Publié le 18 novembre 2025 16h30. Une équipe internationale de chercheurs a découvert que l’activité musculaire pourrait jouer un rôle clé dans la prévention de la maladie d’Alzheimer, ouvrant de nouvelles perspectives thérapeutiques basées sur la stimulation de la production d’une protéine spécifique.
- L’exercice physique régulier pourrait influencer positivement la progression de la maladie d’Alzheimer.
- La protéine musculaire cathepsine B (Ctsb) semble jouer un rôle protecteur contre la perte de mémoire.
- Des expériences sur des souris ont montré que l’augmentation de Ctsb dans les muscles pouvait préserver les capacités d’apprentissage et la mémoire.

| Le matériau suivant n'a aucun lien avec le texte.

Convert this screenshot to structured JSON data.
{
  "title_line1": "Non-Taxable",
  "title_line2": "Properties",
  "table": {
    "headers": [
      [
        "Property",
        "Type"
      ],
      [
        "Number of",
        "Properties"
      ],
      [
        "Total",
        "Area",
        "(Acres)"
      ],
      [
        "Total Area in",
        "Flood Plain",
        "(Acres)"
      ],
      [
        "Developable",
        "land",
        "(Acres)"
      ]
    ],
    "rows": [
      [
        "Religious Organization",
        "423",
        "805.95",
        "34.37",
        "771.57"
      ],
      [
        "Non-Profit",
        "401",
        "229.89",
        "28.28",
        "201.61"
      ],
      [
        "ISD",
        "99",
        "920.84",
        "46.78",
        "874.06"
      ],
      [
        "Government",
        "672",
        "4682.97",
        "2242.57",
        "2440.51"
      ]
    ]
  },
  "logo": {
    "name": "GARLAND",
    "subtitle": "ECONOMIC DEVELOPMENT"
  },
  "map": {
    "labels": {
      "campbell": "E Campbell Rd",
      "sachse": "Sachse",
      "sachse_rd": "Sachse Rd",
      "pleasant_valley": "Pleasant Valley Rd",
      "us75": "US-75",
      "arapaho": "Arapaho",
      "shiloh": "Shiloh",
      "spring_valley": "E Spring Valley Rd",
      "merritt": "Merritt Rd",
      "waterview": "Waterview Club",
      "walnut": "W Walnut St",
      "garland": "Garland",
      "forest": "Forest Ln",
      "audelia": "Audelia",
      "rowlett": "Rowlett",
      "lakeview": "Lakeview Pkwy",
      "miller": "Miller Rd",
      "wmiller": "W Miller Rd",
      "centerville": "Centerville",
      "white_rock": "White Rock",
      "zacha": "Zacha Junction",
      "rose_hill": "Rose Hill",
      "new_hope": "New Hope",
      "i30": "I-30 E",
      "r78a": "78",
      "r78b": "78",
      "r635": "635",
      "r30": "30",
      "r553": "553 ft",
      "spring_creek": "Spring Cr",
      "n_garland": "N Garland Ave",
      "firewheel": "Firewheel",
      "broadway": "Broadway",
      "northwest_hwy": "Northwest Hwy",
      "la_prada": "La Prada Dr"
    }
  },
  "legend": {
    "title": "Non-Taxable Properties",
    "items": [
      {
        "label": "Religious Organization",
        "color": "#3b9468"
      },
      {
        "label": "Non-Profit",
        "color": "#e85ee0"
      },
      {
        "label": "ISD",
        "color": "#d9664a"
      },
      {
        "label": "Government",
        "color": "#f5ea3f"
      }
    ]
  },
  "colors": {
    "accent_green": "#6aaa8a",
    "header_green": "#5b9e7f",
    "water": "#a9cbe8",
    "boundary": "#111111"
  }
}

L’activité physique est reconnue pour ses bienfaits sur la santé générale, mais son impact potentiel sur la maladie d’Alzheimer est une découverte relativement récente. Des scientifiques de la Florida Atlantic University, en collaboration avec des centres de recherche danois, ont mis en évidence un lien surprenant entre les muscles squelettiques et la santé cognitive.
L’étude se concentre sur la cathepsine B (Ctsb), une protéine musculaire initialement étudiée pour son rôle dans le cancer et les lésions cérébrales. Les recherches actuelles suggèrent que cette molécule agit comme un messager entre les muscles et le cerveau, influençant les fonctions cognitives. Cette découverte pourrait inciter les personnes exerçant des professions sédentaires, comme les ingénieurs, à intégrer régulièrement des exercices de renforcement musculaire dans leur routine quotidienne.

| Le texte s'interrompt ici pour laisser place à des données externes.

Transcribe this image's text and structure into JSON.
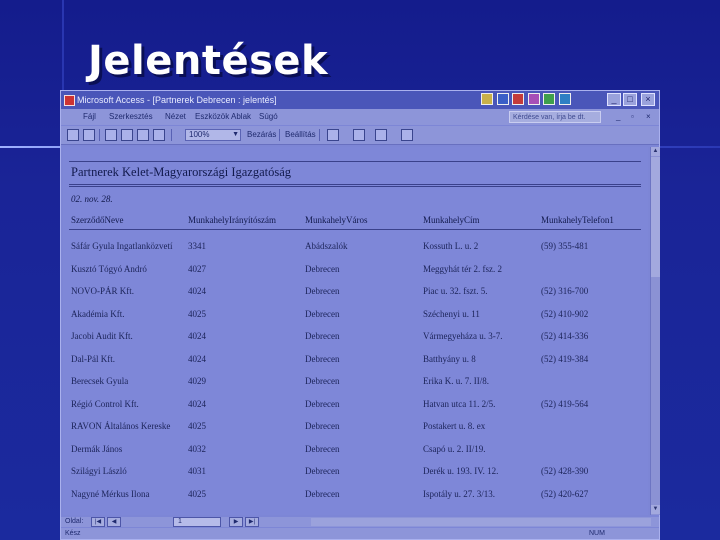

Pour tester cette hypothèse, les chercheurs ont introduit le gène Ctsb dans les cellules musculaires de souris génétiquement prédisposées à développer la maladie d’Alzheimer. Ces animaux présentent généralement des troubles de la mémoire et des dépôts d’amyloïde dans le cerveau. Or, les souris traitées avec Ctsb ont conservé leur capacité d’apprentissage et leur mémoire est restée intacte. De plus, l’hippocampe, une région du cerveau essentielle à l’apprentissage, a continué à produire de nouvelles cellules nerveuses, un résultat particulièrement encourageant.

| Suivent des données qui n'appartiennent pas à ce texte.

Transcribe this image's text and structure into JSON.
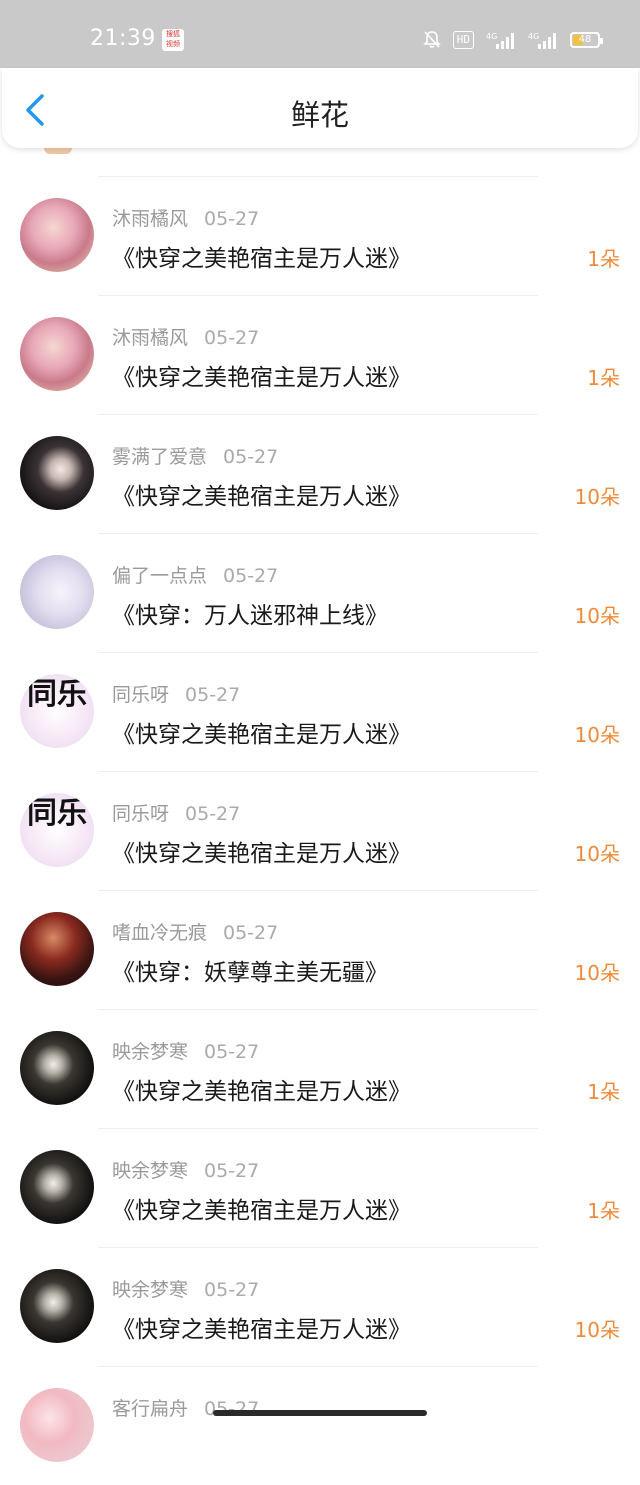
{
  "status_bar": {
    "time": "21:39",
    "app_icon_lines": [
      "搜狐",
      "视频"
    ],
    "hd_label": "HD",
    "net_1": "4G",
    "net_2": "4G",
    "battery": "48",
    "battery_level": 0.48
  },
  "header": {
    "title": "鲜花",
    "back_icon": "chevron-left-icon",
    "accent_color": "#2196f3"
  },
  "accent_colors": {
    "flower_count": "#f08a3a",
    "meta_text": "#9a9a9a"
  },
  "rows": [
    {
      "user": "沐雨橘风",
      "date": "05-27",
      "book": "《快穿之美艳宿主是万人迷》",
      "flowers": "1朵"
    },
    {
      "user": "沐雨橘风",
      "date": "05-27",
      "book": "《快穿之美艳宿主是万人迷》",
      "flowers": "1朵"
    },
    {
      "user": "雾满了爱意",
      "date": "05-27",
      "book": "《快穿之美艳宿主是万人迷》",
      "flowers": "10朵"
    },
    {
      "user": "偏了一点点",
      "date": "05-27",
      "book": "《快穿：万人迷邪神上线》",
      "flowers": "10朵"
    },
    {
      "user": "同乐呀",
      "date": "05-27",
      "book": "《快穿之美艳宿主是万人迷》",
      "flowers": "10朵"
    },
    {
      "user": "同乐呀",
      "date": "05-27",
      "book": "《快穿之美艳宿主是万人迷》",
      "flowers": "10朵"
    },
    {
      "user": "嗜血冷无痕",
      "date": "05-27",
      "book": "《快穿：妖孽尊主美无疆》",
      "flowers": "10朵"
    },
    {
      "user": "映余梦寒",
      "date": "05-27",
      "book": "《快穿之美艳宿主是万人迷》",
      "flowers": "1朵"
    },
    {
      "user": "映余梦寒",
      "date": "05-27",
      "book": "《快穿之美艳宿主是万人迷》",
      "flowers": "1朵"
    },
    {
      "user": "映余梦寒",
      "date": "05-27",
      "book": "《快穿之美艳宿主是万人迷》",
      "flowers": "10朵"
    },
    {
      "user": "客行扁舟",
      "date": "05-27",
      "book": "",
      "flowers": ""
    }
  ],
  "avatar_glyphs": {
    "tongle": "同乐"
  }
}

Les résultats suggèrent qu’une augmentation ciblée de Ctsb dans les muscles pourrait offrir une protection significative contre les effets de la maladie d’Alzheimer. Les mécanismes de protection pourraient ne pas reposer uniquement sur le cerveau, mais également sur l’activation de processus dans l’ensemble du corps.
Il est important de noter que l’efficacité du traitement par Ctsb a été observée même en présence des caractéristiques classiques de la maladie d’Alzheimer, telles que les réactions inflammatoires et la formation de plaques amyloïdes. Les chercheurs pensent que Ctsb pourrait améliorer la mémoire et les performances cognitives en favorisant la restauration des protéines essentielles à la croissance de nouvelles cellules nerveuses et à la communication entre elles. Cette approche thérapeutique se concentrerait moins sur l’élimination des plaques que sur le renforcement des capacités de réparation de l’organisme, ce qui représente une avancée significative dans la compréhension de la maladie.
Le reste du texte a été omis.